Губернатор генерал-лейтенант князь Н.Н. Трубецкой, ознакомившись с рапортом, обратился в июле того же года в Санкт-Петербург с ходатайством «...причислить Дудичскую волость Речицкого уезда к ведомству мозырской полиции». Некоторое время спустя в Минск из столицы пришел ответ за подписью заместителя министра МВД, сенатора генерал-лейтенанта князя Одоевского. «Считаю своим долгом уведомить Ваше Сиятельство, – не без ехидства сообщал один сановник другому, – что устройство буфета на Мозырской станции и скопление там публики едва ли могут служить достаточно уважительным основанием к причислению именованной выше волости в Мозырский уезд, тем более что сама станция находится не в ведении общей полиции, а железнодорожного жандармского управления. Что же касается отстраиваемых в соседстве с означенной станцией селений, то предварительно, до распоряжения по изложенному ходатайству Вашему, я покорнейше просил бы Вас, милостивый государь, сообщить Министерству, насколько велики упомянутые постройки, в чем именно цель возведения их и какие неудобства вызывают необходимость причисления упомянутой Дудичской волости к Мозырскому уезду».

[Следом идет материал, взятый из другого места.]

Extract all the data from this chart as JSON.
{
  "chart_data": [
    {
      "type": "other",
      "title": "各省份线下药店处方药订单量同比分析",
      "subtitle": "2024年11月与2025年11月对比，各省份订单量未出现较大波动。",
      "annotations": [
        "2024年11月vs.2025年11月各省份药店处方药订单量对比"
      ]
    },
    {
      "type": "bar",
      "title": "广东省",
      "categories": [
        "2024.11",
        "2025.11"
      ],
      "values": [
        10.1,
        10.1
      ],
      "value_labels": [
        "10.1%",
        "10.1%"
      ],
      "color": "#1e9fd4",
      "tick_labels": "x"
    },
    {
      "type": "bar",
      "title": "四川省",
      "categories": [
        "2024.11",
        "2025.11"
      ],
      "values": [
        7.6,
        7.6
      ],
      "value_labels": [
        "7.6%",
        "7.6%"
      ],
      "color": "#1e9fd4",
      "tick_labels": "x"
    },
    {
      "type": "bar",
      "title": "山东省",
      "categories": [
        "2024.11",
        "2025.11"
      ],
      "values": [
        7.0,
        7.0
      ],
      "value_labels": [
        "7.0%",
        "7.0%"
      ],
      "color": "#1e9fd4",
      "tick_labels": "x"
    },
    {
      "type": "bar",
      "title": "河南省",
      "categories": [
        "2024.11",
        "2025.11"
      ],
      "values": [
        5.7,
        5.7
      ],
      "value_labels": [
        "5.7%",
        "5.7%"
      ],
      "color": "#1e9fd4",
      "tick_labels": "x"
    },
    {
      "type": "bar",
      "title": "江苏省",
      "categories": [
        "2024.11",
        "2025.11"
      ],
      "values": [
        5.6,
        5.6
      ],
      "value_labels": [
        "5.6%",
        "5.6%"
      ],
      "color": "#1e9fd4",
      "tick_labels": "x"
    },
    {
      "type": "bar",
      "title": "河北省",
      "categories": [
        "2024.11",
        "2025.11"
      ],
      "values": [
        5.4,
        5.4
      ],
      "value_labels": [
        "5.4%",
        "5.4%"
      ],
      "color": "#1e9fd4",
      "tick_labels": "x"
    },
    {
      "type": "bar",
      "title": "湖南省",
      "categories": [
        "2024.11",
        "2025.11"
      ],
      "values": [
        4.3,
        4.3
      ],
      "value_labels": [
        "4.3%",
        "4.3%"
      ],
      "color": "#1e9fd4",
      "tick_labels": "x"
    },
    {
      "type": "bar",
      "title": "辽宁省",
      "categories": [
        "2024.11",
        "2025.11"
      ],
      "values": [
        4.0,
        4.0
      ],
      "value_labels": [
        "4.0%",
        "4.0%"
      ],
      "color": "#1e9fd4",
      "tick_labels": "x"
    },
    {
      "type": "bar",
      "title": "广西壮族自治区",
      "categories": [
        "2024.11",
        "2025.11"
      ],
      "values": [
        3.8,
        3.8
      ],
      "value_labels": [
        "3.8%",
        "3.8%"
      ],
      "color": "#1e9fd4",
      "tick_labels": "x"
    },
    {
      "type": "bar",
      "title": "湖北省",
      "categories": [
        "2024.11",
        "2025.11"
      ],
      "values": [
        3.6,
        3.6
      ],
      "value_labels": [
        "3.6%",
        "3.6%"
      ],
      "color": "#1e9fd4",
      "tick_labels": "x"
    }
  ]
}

Губернская канцелярия в свою очередь сделала по этому поводу запрос исправнику, из ответа которого мы знаем, как выглядела Калинковичская железнодорожная станция в первый год своего существования. «Имею честь донести, – говорится в нем, – что станция Мозырь Лунинец-Гомельской железной дороги сама по себе представляет как бы особое поселение, в котором вмещаются не только останавливающиеся в оной, прибывающие из города Мозыря, местечка Каленковичи и других мест по разным делам. На станции этой имеется буфет. В прошедшем году отдано разным лицам в арендное содержание с торгов, по разрешению Минского управления государственными имуществами, три участка казенной земли, каждый площадью около 2000 кв. сажен, все эти участки расположены около самой станции, на одной из них арендатором уже возведен жилой дом, в котором открыто трактирное заведение; на другом участке построены два дома, баня, сарай, конюшня, эти постройки предназначены для почтовой станции, которая переводится из местечка Каленковичи, и на третьем – дом, арендуемый евреем в роде заезжего для евреев. Кроме сего, на крестьянской земле также построен дом, в котором производится торговля квасом, а некоторые комнаты оного сдаются в наем разным лицам. От станции не более трех четвертей версты расположено на пути к Мозырю местечко Каленковичи и при оном деревня, состоящая из нескольких десятков дворов; в местечке этом же также возникают постройки. Цель строящихся вблизи станции железной дороги – заработки на оной, хорошо оплачивающие труд, зачастую непредвиденные потребности проезжающих и сбыт произведений хозяйства как самим служащим, так и лицам, временно останавливающимся.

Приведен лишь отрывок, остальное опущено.